Since when did plot become the only way to judge a movie?
Steve McQueen’s postmodern ghost story, Occupied City, runs for a whopping four and a half hours and forces us to readjust and expand our understanding of how movies convey meaning. I am. The film takes an almost pointillist approach to telling history. Occupy is based on a book by McQueen’s wife, Bianca Stigter, a Dutch filmmaker and historian whose research on the Holocaust also produced one of last year’s most surprising non-fiction films, Three Minutes: A Rengning. “City of the World” is mostly composed of hundreds of videos. A static shot of Amsterdam during the pandemic lockdown. In each shot, a sober narrator (Melanie Hyams) details a corresponding crime that occurred in each location during his early 1940s era when the Nazis invaded the country.
This conceit is deliberately repetitive, and its simple, matter-of-fact approach belies the empathetic narrative manipulation that tends to dominate its subject matter.

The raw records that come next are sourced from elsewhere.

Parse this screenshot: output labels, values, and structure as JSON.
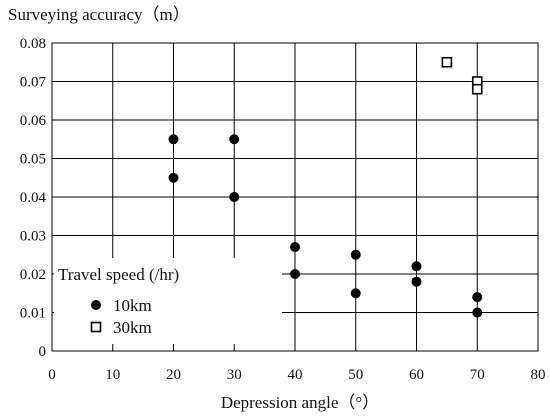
{
  "chart_data": {
    "type": "scatter",
    "title": "",
    "ylabel": "Surveying accuracy（m）",
    "xlabel": "Depression angle（°）",
    "xlim": [
      0,
      80
    ],
    "ylim": [
      0,
      0.08
    ],
    "xticks": [
      0,
      10,
      20,
      30,
      40,
      50,
      60,
      70,
      80
    ],
    "yticks": [
      0,
      0.01,
      0.02,
      0.03,
      0.04,
      0.05,
      0.06,
      0.07,
      0.08
    ],
    "ytick_labels": [
      "0",
      "0.01",
      "0.02",
      "0.03",
      "0.04",
      "0.05",
      "0.06",
      "0.07",
      "0.08"
    ],
    "grid": true,
    "legend": {
      "title": "Travel speed (/hr)",
      "placement": "bottom-left"
    },
    "series": [
      {
        "name": "10km",
        "marker": "filled-circle",
        "color": "#000000",
        "points": [
          [
            20,
            0.055
          ],
          [
            20,
            0.045
          ],
          [
            30,
            0.055
          ],
          [
            30,
            0.04
          ],
          [
            40,
            0.027
          ],
          [
            40,
            0.02
          ],
          [
            50,
            0.025
          ],
          [
            50,
            0.015
          ],
          [
            60,
            0.022
          ],
          [
            60,
            0.018
          ],
          [
            70,
            0.014
          ],
          [
            70,
            0.01
          ]
        ]
      },
      {
        "name": "30km",
        "marker": "open-square",
        "color": "#000000",
        "points": [
          [
            65,
            0.075
          ],
          [
            70,
            0.07
          ],
          [
            70,
            0.068
          ]
        ]
      }
    ]
  }
}
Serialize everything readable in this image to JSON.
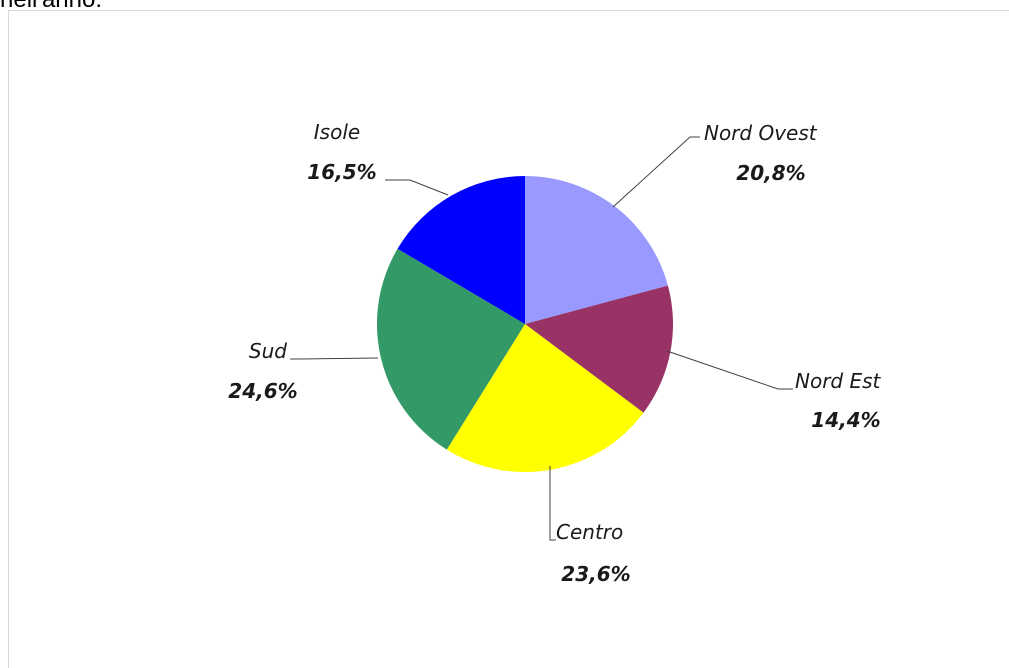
{
  "header": {
    "partial_text": "nell'anno."
  },
  "chart_data": {
    "type": "pie",
    "title": "",
    "start_angle_deg": 0,
    "direction": "clockwise",
    "slices": [
      {
        "label": "Nord Ovest",
        "value": 20.8,
        "value_label": "20,8%",
        "color": "#9999ff"
      },
      {
        "label": "Nord Est",
        "value": 14.4,
        "value_label": "14,4%",
        "color": "#993366"
      },
      {
        "label": "Centro",
        "value": 23.6,
        "value_label": "23,6%",
        "color": "#ffff00"
      },
      {
        "label": "Sud",
        "value": 24.6,
        "value_label": "24,6%",
        "color": "#339966"
      },
      {
        "label": "Isole",
        "value": 16.5,
        "value_label": "16,5%",
        "color": "#0000ff"
      }
    ],
    "legend": "none",
    "data_labels": "outside with leader lines"
  }
}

Often my mind wandered between countless enumerations of movies, which caused a pang of guilt and also helped me put things into perspective. When faced with fear of a magnitude and scope that is impossible for the human brain to fully comprehend, it is sadly easy to forget or lose focus on the process.
Every year I try to highlight a few movies from the revival section. This section features restorations of vintage titles that were previously inaccessible. “Un rêve plus long que la nuit” (Dream longer than the night) by French-American artist Niki de Saint Phalle was a standout. Years ago, I visited an exhibition of de Saint Phalle, where one of his most striking works was a vagina the size of a door held between giant legs. It was the mouth. Simultaneously silly, beautiful, and horrifying, this film is a pagan fever dream that envisions feminist revolution through the eyes of a young girl, and its best parts are in the details. The versatility of papier-mâché penises is amazing. .
Revivals also features a program of short stories by Man Ray. Man Ray is an artist best known for his photography, and his films are dizzying experiments with light and movement that transform familiar objects into something alien. For Man Ray, traditional photography was about capturing reality, and his work was about expressing images that were only possible in fantasy and dreams. Now, in the fast-paced age of the internet, with increasingly sophisticated film technology at the disposal of artists, it’s worth considering films with similar ambitions: films that make unreality legible. In “The Human Surge 3,” director Eduardo Williams uses his 360-degree camera to capture the wanderings of a multicultural group of friends from different parts of the world, including Peru, Taiwan, and Sri Lanka. I am. Using eerie, stretched imagery similar to Google Earth, Williams’ startling vision of digital interconnectedness collapses borders and language barriers in startling, psychedelic ways.